Hi all,
Hope you are doing great.
I have a system of faults in the middle of a plate and I’m going to impose some boundary condition (left lateral movement to the boundary of the plate) and see how the faults within the plate are reacting to this moveme
nts. You can see the image below for more clarification. My question is, can PyLith do that?
I assume you want to impose fault friction on the faults. PyLith v2 has this capability. PyLith v3 and later do not yet have fault friction, only prescribed slip. PyLith can only handle the fault geometry you show in your diagram if the fault intersections are T intersections. That is, you can have one through-going fault, but the other fault must end where it intersects the through-going fault. For the simple problem you show, I recommend starting in 2D and then going to 3D only if necessary.
This is not what we want to do, which is to find the response of a frictionless fault to an applied stress or strain field. This can be done by the code 3D-DEF of Gomberg and Ellis (1993) that performs elastic dislocation boundary-element calculations using Okada’s (1992) subroutines. The boundary element method permits one to examine, for example, how a fault will slip in response to applied stresses.
Unfortunately, Okada’s codes are limited to rectangular elements in a homogeneous half-space. We want to examine the deformation of the South Georgia continental block, sandwiched between the South America plate on the north and the Scotia plate on the south, along the strike-slip North Scotia Ridge. 3D-DEF can do this for a homogeneous model, but we would like to include the strength and crustal structure differences between the continental and oceanic components. The model consists of a large block whose boundary conditions are the plate movements and we would like to calculate the surface deformations due to the plate motions for the locked strike-slip faults for both the ocean-ocean and ocean-continent segments.
The model looks something like the image below. The dashed lines are the surface outcrops of the strike slip plate boundary and the / and \ are the restraining and releasing bends associated with the boundaries of the S. Georgia block sandwiched between them. The boundary condition on the plate boundaries is that they are locked from the surface to some locking depth with a freely slipping fault to the bottom of the model below the locking depth. We have done this using 3D-DEF with vertical faults restricted from opening and get the usual strike-slip deformation patterns for a homogeneous medium across the plate boundaries. We did it for S. Georgia’s boundaries being completely locked on the north only(no freely slipping fault to the base of the model, so attached to S. America), completely locked on the south only (being part of Scotia) and both north and south boundaries being free below a locking depth (independent). We want to do it with inhomogeneous material properties and non-rectangular faults. We have also done it in the free, performance limited, student version of Abaqus, which demonstrates it can be done, but we do not have access to the full version.
< ---------------------
South America Plate
/-------------------------\
--------------------------------------/ ---------------------------------------------
\ S. Georgia block /
\------------------------/
Scotia Plate
------------------- >
J.S. Gomberg and Michael Ellis, 1993, 3D-DEF; a user’s manual (a three-dimensional, boundary element modeling program), Open-File Report 93-547
Yoshimitsu Okada; Internal deformation due to shear and tensile faults in a half-space. Bulletin of the Seismological Society of America 1992; 82 (2): 1018–1040. doi: https://doi.org/10.1785/BSSA0820021018
Thank you for providing additional details.

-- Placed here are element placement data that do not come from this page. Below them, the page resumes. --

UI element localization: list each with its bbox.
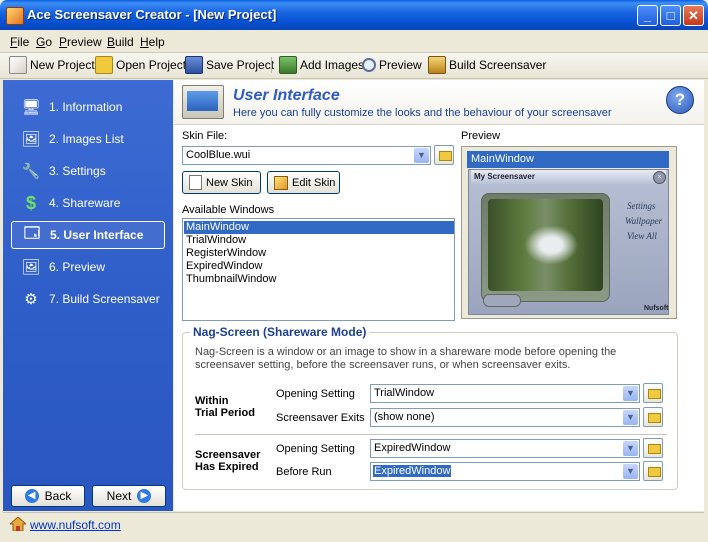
chevron-down-icon[interactable]: ▼ [414,148,429,163]
chevron-down-icon[interactable]: ▼ [623,441,638,456]
menu-preview[interactable]: Preview [59,35,102,49]
home-icon [10,517,26,531]
preview-label: Preview [461,130,501,142]
sidebar-item-settings[interactable]: 🔧 3. Settings [11,157,165,185]
preview-selected-window: MainWindow [467,151,669,168]
help-icon[interactable]: ? [666,86,694,114]
dollar-icon: $ [25,192,36,213]
nag-screen-title: Nag-Screen (Shareware Mode) [190,325,370,339]
preview-brand: Nufsoft [644,305,669,312]
preview-menu-wallpaper: Wallpaper [625,216,663,226]
menu-go[interactable]: Go [36,35,52,49]
nag-screen-description: Nag-Screen is a window or an image to sh… [195,346,617,371]
build-icon: ⚙ [24,291,38,308]
add-images-icon [279,56,297,74]
available-windows-list[interactable]: MainWindow TrialWindow RegisterWindow Ex… [182,218,455,321]
trial-opening-setting-combo[interactable]: TrialWindow ▼ [370,384,640,403]
arrow-right-icon: ▶ [137,489,152,503]
website-link[interactable]: www.nufsoft.com [30,518,121,532]
list-item[interactable]: RegisterWindow [184,247,454,260]
expired-label-line2: Has Expired [195,461,259,473]
sidebar-item-shareware[interactable]: $ 4. Shareware [11,189,165,217]
browse-expired-before-run-button[interactable] [643,461,663,481]
preview-caption: My Screensaver [474,172,535,181]
preview-image [488,199,603,291]
available-windows-label: Available Windows [182,204,275,216]
new-project-button[interactable]: New Project [9,56,95,74]
preview-controls [483,294,521,307]
skin-file-combo[interactable]: CoolBlue.wui ▼ [182,146,431,165]
edit-skin-icon [274,175,288,190]
browse-expired-opening-button[interactable] [643,438,663,458]
trial-screensaver-exits-label: Screensaver Exits [276,412,365,424]
trial-period-label-line2: Trial Period [195,407,255,419]
new-project-icon [9,56,27,74]
sidebar-item-build-screensaver[interactable]: ⚙ 7. Build Screensaver [11,285,165,313]
trial-screensaver-exits-combo[interactable]: (show none) ▼ [370,408,640,427]
menu-file[interactable]: File [10,35,29,49]
arrow-left-icon: ◀ [24,489,39,503]
preview-button[interactable]: Preview [362,56,422,74]
folder-open-icon [95,56,113,74]
user-interface-icon [182,85,224,119]
sidebar-item-preview[interactable]: 🖼 6. Preview [11,253,165,281]
back-button[interactable]: ◀ Back [11,485,85,507]
magnifier-icon [362,58,376,72]
list-item[interactable]: ThumbnailWindow [184,273,454,286]
list-item[interactable]: TrialWindow [184,234,454,247]
maximize-button[interactable]: □ [660,5,681,26]
expired-before-run-label: Before Run [276,466,332,478]
build-screensaver-button[interactable]: Build Screensaver [428,56,546,74]
preview-close-icon: × [653,171,666,184]
list-item[interactable]: ExpiredWindow [184,260,454,273]
divider [195,434,667,435]
expired-opening-setting-combo[interactable]: ExpiredWindow ▼ [370,439,640,458]
close-button[interactable]: ✕ [683,5,704,26]
info-icon: 🖥 [21,99,41,116]
sidebar-item-user-interface[interactable]: 🗔 5. User Interface [11,221,165,249]
expired-opening-setting-label: Opening Setting [276,443,355,455]
trial-opening-setting-label: Opening Setting [276,388,355,400]
browse-trial-opening-button[interactable] [643,383,663,403]
menu-build[interactable]: Build [107,35,134,49]
build-icon [428,56,446,74]
sidebar-item-images-list[interactable]: 🖼 2. Images List [11,125,165,153]
page-title: User Interface [233,87,340,104]
browse-trial-exits-button[interactable] [643,407,663,427]
add-images-button[interactable]: Add Images [279,56,364,74]
app-icon [6,7,24,25]
chevron-down-icon[interactable]: ▼ [623,386,638,401]
preview-menu-settings: Settings [627,201,656,211]
images-icon: 🖼 [21,131,41,148]
page-subtitle: Here you can fully customize the looks a… [233,107,612,119]
chevron-down-icon[interactable]: ▼ [623,410,638,425]
expired-before-run-combo[interactable]: ExpiredWindow ▼ [370,462,640,481]
preview-icon: 🖼 [21,259,41,276]
save-icon [185,56,203,74]
menu-help[interactable]: Help [140,35,165,49]
edit-skin-button[interactable]: Edit Skin [267,171,340,194]
sidebar: 🖥 1. Information 🖼 2. Images List 🔧 3. S… [3,80,173,511]
minimize-button[interactable]: _ [637,5,658,26]
sidebar-item-information[interactable]: 🖥 1. Information [11,93,165,121]
preview-menu-view-all: View All [627,231,657,241]
new-skin-button[interactable]: New Skin [182,171,261,194]
skin-file-label: Skin File: [182,130,228,142]
ui-icon: 🗔 [23,224,41,242]
save-project-button[interactable]: Save Project [185,56,274,74]
toolbar: New Project Open Project Save Project Ad… [0,53,708,79]
toolbar-separator [271,57,272,73]
window-title: Ace Screensaver Creator - [New Project] [27,7,277,22]
menu-bar: File Go Preview Build Help [0,30,708,53]
list-item[interactable]: MainWindow [184,221,454,234]
next-button[interactable]: Next ▶ [92,485,166,507]
chevron-down-icon[interactable]: ▼ [623,464,638,479]
browse-skin-button[interactable] [434,145,454,165]
new-skin-icon [189,175,202,190]
open-project-button[interactable]: Open Project [95,56,186,74]
tools-icon: 🔧 [21,163,41,180]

The fault formulation with friction includes the case where the friction is zero. For faults locked above some depth, I would use a high static coefficient of friction in those regions and then a lower or zero coefficient of friction in the “freely slipping” regions.
PyLith supports variation in the parameters for bulk and fault constitutive models using spatial databases as described in the manual and demonstrated in the example suite.